OBJECTIVE: This study aimed to investigate the resin compounds from CAD-CAM 3D-printed denture resins, focusing on the identification and classification of free monomers and other components. The primary objective was to determine the chemical profile of these 3D-prinding resin materials. METHODS: Four 3D-printed denture resins, two base materials (1: DentaBASE, Asiga Ltd., Alexandria, NSW, Australia
2: DENTURETEC, SAREMCO Dental AG), and two tooth-colored materials (1: DentaTOOTH, Asiga Ltd.
2: CROWNTEC (SAREMCO Dental AG), were analyzed using high-performance liquid chromatography and mass spectrometry (HPLC-MS). Data analysis was processed including peak alignment and normalization to an ethanol blank, resulting in detailed identification of compounds in the resin. RESULTS: Out of 5,208 detected compounds in the resin, 63 were retained after applying filtering criteria for further analysis, categorized into methyl methacrylate (MMA) and derivatives (31), photo initiators (8), UV stabilizers (1), and other additives (23). Sample 2B exhibited the highest number of resin compounds (62), including the most MMA derivatives and additives. MMA accounted for over 69% in abundance across samples, with unique additives such as ethyl-4-dimethylaminobenzoate and bis(acryloyloxymethyl) tricyclo[5.2.1.02,6] decane (TCD-DI-HEA) identified. Variations in the resin composition distribution and abundance highlighted differences in resin formulations.

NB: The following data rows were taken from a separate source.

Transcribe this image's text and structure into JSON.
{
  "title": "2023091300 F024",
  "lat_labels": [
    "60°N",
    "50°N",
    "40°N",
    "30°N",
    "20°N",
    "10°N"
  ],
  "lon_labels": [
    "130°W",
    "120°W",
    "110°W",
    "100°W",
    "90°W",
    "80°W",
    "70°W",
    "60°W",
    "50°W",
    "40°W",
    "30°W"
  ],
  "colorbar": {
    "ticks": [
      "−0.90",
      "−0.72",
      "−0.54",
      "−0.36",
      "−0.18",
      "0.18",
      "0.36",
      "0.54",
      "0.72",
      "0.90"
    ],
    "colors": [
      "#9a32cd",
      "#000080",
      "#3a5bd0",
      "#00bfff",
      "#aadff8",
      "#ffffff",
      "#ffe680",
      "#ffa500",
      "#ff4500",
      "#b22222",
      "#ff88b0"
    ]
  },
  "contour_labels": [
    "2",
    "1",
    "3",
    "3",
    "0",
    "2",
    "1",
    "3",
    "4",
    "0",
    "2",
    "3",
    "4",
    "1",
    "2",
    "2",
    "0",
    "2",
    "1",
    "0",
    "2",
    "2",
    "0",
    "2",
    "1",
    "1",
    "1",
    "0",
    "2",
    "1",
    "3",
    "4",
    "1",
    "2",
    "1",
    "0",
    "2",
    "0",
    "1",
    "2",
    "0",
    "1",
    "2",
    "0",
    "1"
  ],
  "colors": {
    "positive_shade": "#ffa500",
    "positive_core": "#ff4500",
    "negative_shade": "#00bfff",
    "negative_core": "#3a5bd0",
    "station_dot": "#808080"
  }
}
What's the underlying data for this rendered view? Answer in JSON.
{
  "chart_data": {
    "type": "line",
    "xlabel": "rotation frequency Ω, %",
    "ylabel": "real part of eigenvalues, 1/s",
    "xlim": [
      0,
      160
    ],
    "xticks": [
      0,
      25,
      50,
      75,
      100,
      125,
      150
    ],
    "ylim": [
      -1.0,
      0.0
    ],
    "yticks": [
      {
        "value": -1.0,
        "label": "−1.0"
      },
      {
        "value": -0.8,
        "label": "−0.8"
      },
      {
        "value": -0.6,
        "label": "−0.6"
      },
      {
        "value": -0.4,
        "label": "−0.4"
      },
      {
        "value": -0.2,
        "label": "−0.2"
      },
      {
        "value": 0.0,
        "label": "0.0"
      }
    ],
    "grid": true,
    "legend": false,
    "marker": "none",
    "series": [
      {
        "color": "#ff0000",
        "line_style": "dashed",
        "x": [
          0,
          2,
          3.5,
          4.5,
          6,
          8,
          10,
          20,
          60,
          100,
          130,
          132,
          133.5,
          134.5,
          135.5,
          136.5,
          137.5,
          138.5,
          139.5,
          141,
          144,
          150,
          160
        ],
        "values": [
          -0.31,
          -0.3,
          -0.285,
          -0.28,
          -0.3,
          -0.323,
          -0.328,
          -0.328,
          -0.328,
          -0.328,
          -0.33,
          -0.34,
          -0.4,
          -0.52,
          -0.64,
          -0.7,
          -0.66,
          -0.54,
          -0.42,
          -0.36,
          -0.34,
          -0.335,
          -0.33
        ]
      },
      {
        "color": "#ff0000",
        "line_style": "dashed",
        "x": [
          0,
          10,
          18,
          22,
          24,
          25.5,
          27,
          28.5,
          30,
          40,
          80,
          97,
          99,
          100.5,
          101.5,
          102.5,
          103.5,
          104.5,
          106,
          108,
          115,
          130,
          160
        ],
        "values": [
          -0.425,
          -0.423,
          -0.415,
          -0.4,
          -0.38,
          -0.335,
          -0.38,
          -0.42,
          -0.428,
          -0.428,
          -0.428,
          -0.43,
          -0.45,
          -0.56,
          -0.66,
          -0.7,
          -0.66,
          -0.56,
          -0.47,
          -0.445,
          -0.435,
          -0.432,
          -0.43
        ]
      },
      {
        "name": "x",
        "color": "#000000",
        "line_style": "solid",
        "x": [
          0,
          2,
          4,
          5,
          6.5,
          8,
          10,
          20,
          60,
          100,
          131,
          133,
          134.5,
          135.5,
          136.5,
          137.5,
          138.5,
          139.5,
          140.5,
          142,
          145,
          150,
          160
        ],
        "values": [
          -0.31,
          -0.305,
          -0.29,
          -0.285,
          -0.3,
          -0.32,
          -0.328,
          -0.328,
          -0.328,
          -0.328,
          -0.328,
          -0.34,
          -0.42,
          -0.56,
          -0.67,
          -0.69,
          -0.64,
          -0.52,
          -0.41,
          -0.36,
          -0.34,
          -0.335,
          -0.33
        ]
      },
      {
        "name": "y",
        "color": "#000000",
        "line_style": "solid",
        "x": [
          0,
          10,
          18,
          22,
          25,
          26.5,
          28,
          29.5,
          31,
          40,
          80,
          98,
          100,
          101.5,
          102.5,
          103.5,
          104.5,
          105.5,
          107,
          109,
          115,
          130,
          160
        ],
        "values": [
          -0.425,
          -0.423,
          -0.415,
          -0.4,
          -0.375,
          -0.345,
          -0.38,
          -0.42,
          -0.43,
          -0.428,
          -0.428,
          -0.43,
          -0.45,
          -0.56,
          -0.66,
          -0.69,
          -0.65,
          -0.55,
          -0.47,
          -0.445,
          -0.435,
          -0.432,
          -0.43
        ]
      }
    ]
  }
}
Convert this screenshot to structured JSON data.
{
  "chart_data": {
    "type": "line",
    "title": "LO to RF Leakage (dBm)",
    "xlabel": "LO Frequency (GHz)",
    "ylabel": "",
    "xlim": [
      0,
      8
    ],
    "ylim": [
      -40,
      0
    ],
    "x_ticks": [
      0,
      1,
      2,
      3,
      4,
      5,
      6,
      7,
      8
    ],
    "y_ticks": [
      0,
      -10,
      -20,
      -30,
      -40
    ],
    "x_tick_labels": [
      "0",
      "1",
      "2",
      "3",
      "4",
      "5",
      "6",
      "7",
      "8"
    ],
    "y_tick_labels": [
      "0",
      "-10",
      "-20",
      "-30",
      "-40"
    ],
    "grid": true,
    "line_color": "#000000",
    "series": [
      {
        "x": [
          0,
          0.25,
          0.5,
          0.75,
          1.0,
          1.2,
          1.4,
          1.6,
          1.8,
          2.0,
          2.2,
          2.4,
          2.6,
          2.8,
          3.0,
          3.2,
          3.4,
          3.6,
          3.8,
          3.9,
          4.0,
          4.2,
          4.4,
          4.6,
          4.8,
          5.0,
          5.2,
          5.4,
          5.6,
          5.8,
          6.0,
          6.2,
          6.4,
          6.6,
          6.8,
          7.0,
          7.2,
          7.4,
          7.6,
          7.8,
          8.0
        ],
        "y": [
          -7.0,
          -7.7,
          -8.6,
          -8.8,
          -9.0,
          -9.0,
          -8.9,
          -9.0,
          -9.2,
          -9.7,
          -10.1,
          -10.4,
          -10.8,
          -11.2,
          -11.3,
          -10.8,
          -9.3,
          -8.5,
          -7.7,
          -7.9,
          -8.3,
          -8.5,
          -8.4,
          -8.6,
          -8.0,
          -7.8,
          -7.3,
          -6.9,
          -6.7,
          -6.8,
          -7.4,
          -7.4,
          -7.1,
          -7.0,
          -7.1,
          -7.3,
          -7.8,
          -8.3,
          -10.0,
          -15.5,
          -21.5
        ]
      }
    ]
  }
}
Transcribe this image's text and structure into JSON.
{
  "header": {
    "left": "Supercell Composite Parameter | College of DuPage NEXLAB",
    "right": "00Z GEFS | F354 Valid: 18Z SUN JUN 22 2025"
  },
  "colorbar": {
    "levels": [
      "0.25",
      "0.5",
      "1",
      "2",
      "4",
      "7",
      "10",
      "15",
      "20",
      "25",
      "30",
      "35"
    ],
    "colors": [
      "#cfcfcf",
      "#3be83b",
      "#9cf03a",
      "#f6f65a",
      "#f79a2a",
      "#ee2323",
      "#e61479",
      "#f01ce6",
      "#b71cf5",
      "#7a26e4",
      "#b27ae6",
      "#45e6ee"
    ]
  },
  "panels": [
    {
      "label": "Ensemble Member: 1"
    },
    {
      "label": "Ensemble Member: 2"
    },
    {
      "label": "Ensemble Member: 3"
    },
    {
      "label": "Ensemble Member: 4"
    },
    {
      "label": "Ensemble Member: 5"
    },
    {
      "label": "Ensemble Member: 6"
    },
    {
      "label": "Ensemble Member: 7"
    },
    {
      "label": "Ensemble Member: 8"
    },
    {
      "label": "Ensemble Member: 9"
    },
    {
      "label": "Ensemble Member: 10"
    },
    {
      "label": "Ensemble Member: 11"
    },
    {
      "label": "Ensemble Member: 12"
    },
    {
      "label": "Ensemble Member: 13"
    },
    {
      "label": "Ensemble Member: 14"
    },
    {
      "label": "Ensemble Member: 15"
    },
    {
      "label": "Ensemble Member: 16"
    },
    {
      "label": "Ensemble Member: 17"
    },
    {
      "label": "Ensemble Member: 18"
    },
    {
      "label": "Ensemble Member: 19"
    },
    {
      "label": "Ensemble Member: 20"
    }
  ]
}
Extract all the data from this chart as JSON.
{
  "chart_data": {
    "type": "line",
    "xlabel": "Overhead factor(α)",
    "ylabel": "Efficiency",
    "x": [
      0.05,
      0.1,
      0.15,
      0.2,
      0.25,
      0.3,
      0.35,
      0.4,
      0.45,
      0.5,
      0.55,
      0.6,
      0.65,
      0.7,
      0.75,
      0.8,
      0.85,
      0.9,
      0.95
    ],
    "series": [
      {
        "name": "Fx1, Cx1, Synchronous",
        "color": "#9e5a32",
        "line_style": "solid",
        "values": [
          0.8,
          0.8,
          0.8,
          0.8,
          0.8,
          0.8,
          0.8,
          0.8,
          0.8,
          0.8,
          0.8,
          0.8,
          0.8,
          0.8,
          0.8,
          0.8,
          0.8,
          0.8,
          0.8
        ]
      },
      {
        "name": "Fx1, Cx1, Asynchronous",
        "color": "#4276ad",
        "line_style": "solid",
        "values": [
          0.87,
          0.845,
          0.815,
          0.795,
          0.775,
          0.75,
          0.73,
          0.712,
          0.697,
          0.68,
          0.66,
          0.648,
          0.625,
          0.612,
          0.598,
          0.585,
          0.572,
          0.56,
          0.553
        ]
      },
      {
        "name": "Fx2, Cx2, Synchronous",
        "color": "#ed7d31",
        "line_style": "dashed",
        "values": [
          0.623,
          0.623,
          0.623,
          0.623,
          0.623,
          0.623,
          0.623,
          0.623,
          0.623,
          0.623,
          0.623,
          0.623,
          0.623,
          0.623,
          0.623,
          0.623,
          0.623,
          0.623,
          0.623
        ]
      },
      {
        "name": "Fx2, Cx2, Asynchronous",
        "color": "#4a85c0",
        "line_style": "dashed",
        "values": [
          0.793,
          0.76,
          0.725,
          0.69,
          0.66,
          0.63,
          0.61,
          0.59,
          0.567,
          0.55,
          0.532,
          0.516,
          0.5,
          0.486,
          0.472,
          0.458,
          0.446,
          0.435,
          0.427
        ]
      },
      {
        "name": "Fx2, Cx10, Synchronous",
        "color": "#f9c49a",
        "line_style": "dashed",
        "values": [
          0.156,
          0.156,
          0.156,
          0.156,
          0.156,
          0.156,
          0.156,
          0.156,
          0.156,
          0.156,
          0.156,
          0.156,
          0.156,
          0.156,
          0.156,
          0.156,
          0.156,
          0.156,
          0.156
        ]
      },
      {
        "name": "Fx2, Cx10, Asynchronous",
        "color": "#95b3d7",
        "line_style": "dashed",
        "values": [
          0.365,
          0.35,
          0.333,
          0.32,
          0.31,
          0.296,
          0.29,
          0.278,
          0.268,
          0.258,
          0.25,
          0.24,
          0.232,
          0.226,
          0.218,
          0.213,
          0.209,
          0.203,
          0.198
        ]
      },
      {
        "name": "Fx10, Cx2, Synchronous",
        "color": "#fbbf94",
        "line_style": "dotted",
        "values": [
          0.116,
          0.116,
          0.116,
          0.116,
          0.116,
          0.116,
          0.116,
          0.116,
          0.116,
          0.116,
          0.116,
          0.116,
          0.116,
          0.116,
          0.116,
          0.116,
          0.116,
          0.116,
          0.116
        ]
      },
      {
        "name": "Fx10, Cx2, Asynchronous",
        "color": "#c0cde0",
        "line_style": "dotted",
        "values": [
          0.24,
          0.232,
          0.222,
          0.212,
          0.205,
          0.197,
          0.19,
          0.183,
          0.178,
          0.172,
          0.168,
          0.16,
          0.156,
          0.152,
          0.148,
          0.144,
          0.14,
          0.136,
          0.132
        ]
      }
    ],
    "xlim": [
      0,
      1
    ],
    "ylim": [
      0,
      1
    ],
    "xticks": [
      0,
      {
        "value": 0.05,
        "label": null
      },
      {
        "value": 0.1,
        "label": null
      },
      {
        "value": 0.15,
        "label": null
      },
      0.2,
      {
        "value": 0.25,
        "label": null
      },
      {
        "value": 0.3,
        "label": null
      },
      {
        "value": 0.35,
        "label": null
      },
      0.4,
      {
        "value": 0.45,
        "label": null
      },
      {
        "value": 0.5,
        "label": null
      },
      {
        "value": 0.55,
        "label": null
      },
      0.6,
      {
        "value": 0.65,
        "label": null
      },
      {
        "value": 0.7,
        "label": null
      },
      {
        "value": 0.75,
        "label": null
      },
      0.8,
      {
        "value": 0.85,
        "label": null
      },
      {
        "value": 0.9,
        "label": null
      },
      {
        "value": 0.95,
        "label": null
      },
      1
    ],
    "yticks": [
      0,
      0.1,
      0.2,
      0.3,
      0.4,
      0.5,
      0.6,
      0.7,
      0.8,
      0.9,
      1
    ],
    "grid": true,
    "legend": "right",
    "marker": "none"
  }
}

CONCLUSIONS: Within the limits of this in vitro, exploratory study, unpolymerized 3D-printed denture resins were analyzed, and various resin compounds in 3D-printed denture resins, including MMA, photo initiators, UV stabilizers, and additives, were identified along with significant variability between samples. While 3D-printing enhances efficiency and customization, further investigation is needed to better understand and assess the long-term intraoral effects and their effectiveness in complete dentures. CLINICAL SIGNIFICANCE: This study provides insights into the chemical composition of 3D-printed denture resins, highlighting variability in resin compound profiles. Understanding these materials is essential for ensuring biocompatibility and performance. The findings support the need for further research and standardized testing to guide clinicians in the safe and effective use of 3D-printed dentures.